Most people around the state Capitol seem so much more casual about this second phase of court-ordered school reform, the improvement and equalization of facilities.
You will recall that the first phase, just last year, entailed the pressure-packed design of a school funding formula and the enactment of new taxes. The point was to try to make instructional opportunities better for all students and especially enhanced for youths performing below average because of economic disadvantage.
The facilities phase was put off for the logical reason that an inventory of buildings needed to take place first.
Here are four reasons for the lack of any sense of duress or urgency this time:
1. The Supreme Court kept the school reform case active during the first phase, but closed the case after determining first-phase reforms to be good enough. Litigation alleging foot-dragging will have to be filed anew. Legislators are pups off the judicial leash, darting about to sniff other things. They’re kids left home alone, pondering whether to play with matches.
2. That inventory of facilities came in and appeared over-the-top. The consultants wanted to err on the side of thoroughness. They applied strict adherence to current codes to every structure they examined. Everyone has a story about a perfectly fine roof called substandard, a barn for which air conditioning was recommended or a hardware problem on a door for which the consultants recommended not only new hardware, but a whole new door. Hardly anyone takes seriously the price tag — $2 billion; $4 million, you name it. But state Sen. Jim Argue of Little Rock, one of maybe a half-dozen legislators seeking to find a responsible solution, has a warning: Yes, there are impracticalities in the report, but even if you remove all of them, there remains a vast array of court-mandated legitimate needs amounting to a still-daunting dollar figure.
3. The governor is absent without leave. He mentions the facilities issue almost with a spit. He thinks it’s time we emphasized higher education and roads. He’s still rightly irritated about the failure of his bold and principled consolidation proposal during the first phase. He seems to think we’re getting ready to fix buildings that ought to be boarded up, which, actually, is true. He seems to want to do the bare minimum, which is spend $87 million or so to tend to the things identified in the report as dangerous, and do that with cash on hand in the General Improvement Fund. That would have the added advantage of keeping legislators from raiding that fund as usual for their petty local aggrandizement. After that, the problem isn’t his. He’ll be gone from the Governor’s Mansion, thanks to term limits.
4. Even responsible legislators say this facilities phase must be handled incrementally. They say we couldn’t possibly do everything at once, either physically or fiscally. One of Argue’s ideas, still percolating, is to refer to the voters a proposed constitutional amendment by which they’d be asked to establish a minimum local millage for debt service for facilities improvement. Nothing could be done on that until after the 2006 election, anyway.

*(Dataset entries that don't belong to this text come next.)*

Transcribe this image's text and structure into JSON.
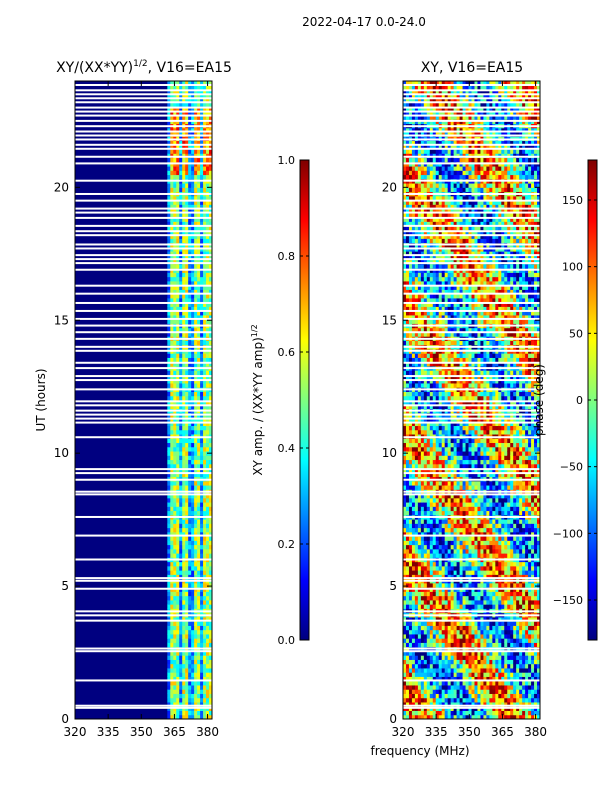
{
  "figure_title": "2022-04-17 0.0-24.0",
  "chart_data": [
    {
      "type": "heatmap",
      "title": "XY/(XX*YY)^1/2, V16=EA15",
      "title_main": "XY/(XX*YY)",
      "title_exp": "1/2",
      "title_tail": ", V16=EA15",
      "xlabel": "",
      "ylabel": "UT (hours)",
      "xlim": [
        320,
        382
      ],
      "ylim": [
        0,
        24
      ],
      "xticks": [
        320,
        335,
        350,
        365,
        380
      ],
      "yticks": [
        0,
        5,
        10,
        15,
        20
      ],
      "colorbar": {
        "label": "XY amp. / (XX*YY amp)^1/2",
        "label_main": "XY amp. / (XX*YY amp)",
        "label_exp": "1/2",
        "range": [
          0,
          1
        ],
        "ticks": [
          "0.0",
          "0.2",
          "0.4",
          "0.6",
          "0.8",
          "1.0"
        ],
        "tick_values": [
          0,
          0.2,
          0.4,
          0.6,
          0.8,
          1.0
        ]
      }
    },
    {
      "type": "heatmap",
      "title": "XY, V16=EA15",
      "xlabel": "frequency (MHz)",
      "ylabel": "",
      "xlim": [
        320,
        382
      ],
      "ylim": [
        0,
        24
      ],
      "xticks": [
        320,
        335,
        350,
        365,
        380
      ],
      "yticks": [
        0,
        5,
        10,
        15,
        20
      ],
      "colorbar": {
        "label": "phase (deg)",
        "range": [
          -180,
          180
        ],
        "ticks": [
          "−150",
          "−100",
          "−50",
          "0",
          "50",
          "100",
          "150"
        ],
        "tick_values": [
          -150,
          -100,
          -50,
          0,
          50,
          100,
          150
        ]
      }
    }
  ],
  "colormap": "jet",
  "jet_stops": [
    "#00007f",
    "#0000ff",
    "#007fff",
    "#00ffff",
    "#7fff7f",
    "#ffff00",
    "#ff7f00",
    "#ff0000",
    "#7f0000"
  ],
  "flagged_hours": [
    0.42,
    0.5,
    1.45,
    2.55,
    2.65,
    3.7,
    3.9,
    4.05,
    4.9,
    5.2,
    5.3,
    6.0,
    6.9,
    7.6,
    8.45,
    8.55,
    9.0,
    9.25,
    9.4,
    10.6,
    11.15,
    11.3,
    11.45,
    11.6,
    11.8,
    11.95,
    12.4,
    12.75,
    12.9,
    13.2,
    13.4,
    13.85,
    14.0,
    14.3,
    14.55,
    14.8,
    15.05,
    15.35,
    15.65,
    16.0,
    16.3,
    16.9,
    17.15,
    17.3,
    17.45,
    17.7,
    17.85,
    18.2,
    18.35,
    18.55,
    18.85,
    19.05,
    19.2,
    19.5,
    19.75,
    20.25,
    20.9,
    21.15,
    21.45,
    21.6,
    21.8,
    21.95,
    22.1,
    22.3,
    22.5,
    22.7,
    22.85,
    23.0,
    23.2,
    23.35,
    23.5,
    23.65,
    23.85
  ],
  "bright_channels_mhz": [
    [
      363.5,
      366.5
    ],
    [
      368.0,
      371.0
    ],
    [
      373.5,
      376.5
    ],
    [
      378.0,
      381.5
    ]
  ]
}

These reasons are not all bad. They’re dangerous only as a blueprint for halfhearted action.
Unleashed puppies can get lost. Children left home alone to play with matches can start fires.
It never pays to defy judges. It costs even more to ignore the needs of children who don’t receive adequate and equal educational opportunity, in part because of substandard and unequal facilities.
A big part of school remains the facility itself, just as a big part of a job is the office or plant itself.
We don’t need $4 billion or even $2 billion. But we need to get back on a short leash and do our duty.